Program

Research Programs: Fellowships

Period of Performance

8/1/2019 - 4/30/2020

Funding Totals

$45,000.00 (approved)
$45,000.00 (awarded)


The World of Westover: Mary Willing Byrd, Gender, Slavery, and the Economics of Citizenship in Revolutionary Virginia

FAIN: FEL-262454-19

Ami Pflugrad-Jackisch
University of Toledo (Toledo, OH 43606-3328)

Writing leading to publication of a book length study of the life of Mary Willing Byrd (1740-1814), one of the few women who ran a large plantation in the early American South.

“The World of Westover" contributes significant insight into the intersection of gender, economics, and citizenship in the revolutionary era American South. Using the life of eighteenth-century plantation owner Mary Willing Byrd as a through-line, my study explores the political meaning of women’s economic experiences in the highly politicized atmosphere of revolutionary era Virginia.
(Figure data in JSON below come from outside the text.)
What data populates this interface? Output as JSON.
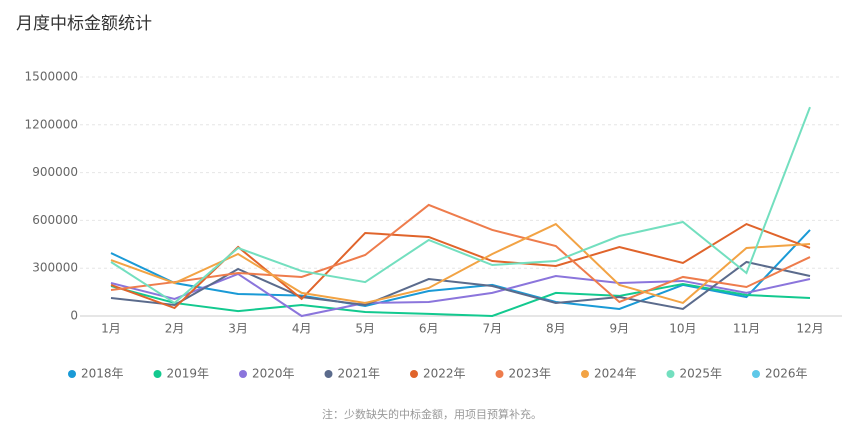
{
  "chart_data": {
    "type": "line",
    "title": "月度中标金额统计",
    "categories": [
      "1月",
      "2月",
      "3月",
      "4月",
      "5月",
      "6月",
      "7月",
      "8月",
      "9月",
      "10月",
      "11月",
      "12月"
    ],
    "ylim": [
      0,
      1500000
    ],
    "yticks": [
      0,
      300000,
      600000,
      900000,
      1200000,
      1500000
    ],
    "grid": true,
    "legend": "bottom",
    "note": "注：少数缺失的中标金额，用项目预算补充。",
    "series": [
      {
        "name": "2018年",
        "color": "#1a9ad6",
        "values": [
          395000,
          207000,
          138000,
          128000,
          63000,
          157000,
          195000,
          88000,
          44000,
          195000,
          119000,
          540000
        ]
      },
      {
        "name": "2019年",
        "color": "#13c98f",
        "values": [
          188000,
          82000,
          31000,
          69000,
          25000,
          13000,
          0,
          145000,
          126000,
          201000,
          132000,
          113000
        ]
      },
      {
        "name": "2020年",
        "color": "#8b75dc",
        "values": [
          207000,
          107000,
          264000,
          0,
          82000,
          88000,
          145000,
          251000,
          207000,
          220000,
          145000,
          232000
        ]
      },
      {
        "name": "2021年",
        "color": "#5b6b8c",
        "values": [
          113000,
          69000,
          295000,
          119000,
          69000,
          232000,
          188000,
          82000,
          119000,
          44000,
          339000,
          251000
        ]
      },
      {
        "name": "2022年",
        "color": "#e0642b",
        "values": [
          195000,
          50000,
          433000,
          107000,
          521000,
          496000,
          345000,
          314000,
          433000,
          333000,
          577000,
          427000
        ]
      },
      {
        "name": "2023年",
        "color": "#ee7c4c",
        "values": [
          163000,
          213000,
          270000,
          245000,
          383000,
          697000,
          540000,
          439000,
          88000,
          245000,
          182000,
          370000
        ]
      },
      {
        "name": "2024年",
        "color": "#f2a344",
        "values": [
          351000,
          207000,
          389000,
          145000,
          82000,
          176000,
          389000,
          577000,
          195000,
          82000,
          427000,
          452000
        ]
      },
      {
        "name": "2025年",
        "color": "#73dfbf",
        "values": [
          339000,
          82000,
          427000,
          282000,
          213000,
          477000,
          320000,
          345000,
          502000,
          590000,
          270000,
          1311000
        ]
      },
      {
        "name": "2026年",
        "color": "#5ec8e8",
        "values": [
          null,
          null,
          null,
          null,
          null,
          null,
          null,
          null,
          null,
          null,
          null,
          null
        ]
      }
    ]
  }
}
During this tumultuous time, women’s economic choices had important political meanings that could be used to signify their political loyalty. Drawing on Byrd’s experience as a female head of household, slave owner, and participant in numerous lawsuits, this project examines how the remaking of Virginia’s legal, economic, and cultural institutions during and after the war laid the foundation for the construction of gendered and racial hierarchies that would come to define women’s citizenship by the beginning of the nineteenth century.